IJG head of research Eric Van Zyl agreed with Kakujaha-Matundu that the low rates would be more attractive than other conventional sources of finance.
“The IMF is generally also a relatively cheap source of funding given the risky situations in which they extend credit. In return for this relatively cheap funding the IMF may impose conditions on the fiscus with regards to economic policy,” he said.
“It may be the case that Namibia is able to secure relatively cheap funding with few of the restrictive conditions which generally accompany these loans,” he said.
He added that taking up an IMF loan could affect Namibia's fiscal sovereignty, leaving the treasury with limited control over spending.
Klaus Schade, who serves on President Hage Geingob's High-Level Panel on the Economy, also welcomed the loan application, provided it was attractive.

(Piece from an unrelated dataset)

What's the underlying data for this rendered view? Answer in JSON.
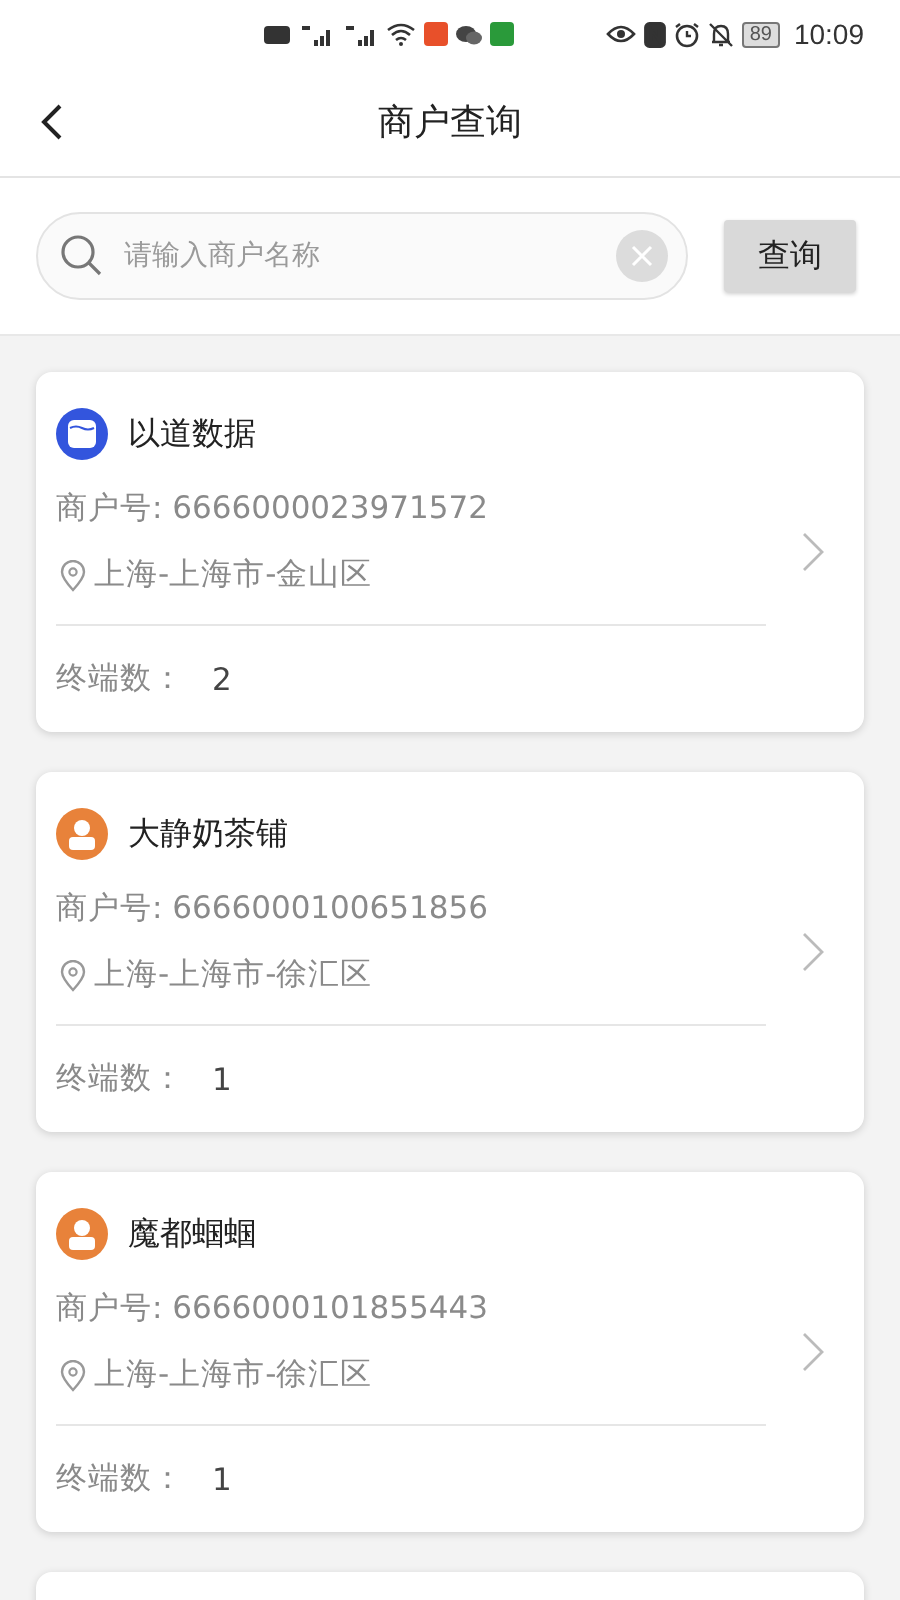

“The final decision where to borrow the required funds should be based on the terms and conditions, such as repayment period, interest rate, currency, as well as conditions regarding the use of the loan. As long as these conditions are favourable to Namibia, the government should consider making use of available loan facilities from the IMF,” he said.
Domestic borrowing insufficient
Kakujaha-Matundu also argued that Namibia's financing options internally are limited.
“Borrowing locally seems foreclosed. Local lenders could charge government speculative rates, which are much higher than the IMF rates. Also, there is a risk of crowding out the private sector by driving up interest rates, which will fly in the face of Bank of Namibia's low interest rate strategy.”
Schade held the same view, saying: “The government faces an extraordinarily high budget deficit this financial year that cannot be covered by borrowing from the domestic market alone.”
According to Schade, the government could also use other approaches to raise funds.
“There are also various options to increase revenue, such as leveraging state assets and improving the business environment in order to attract more investment, but to implement these will take time. Therefore, the government needs to seek funding from abroad and should explore all available options,” he said.
Treasury's new normal
With the take-up of the loan, Van Zyl said the government would be required to walk a financial tightrope in future and rein in existing debt.
“Guidance from the IMF should also put some pressure on the fiscus to slow the growth trajectory of debt levels. Thus, if a loan is granted it would be adding to the debt burden in the short term but placing pressure on government to bring the debt burden under control going forward,” he said.
“Given that the IMF has vastly relaxed conditions on funding which may limit fiscal independence due to the crisis, and that the funding is generally cheap, it is unlikely that there are better sources of funding in international capital markets,” Van Zyl added.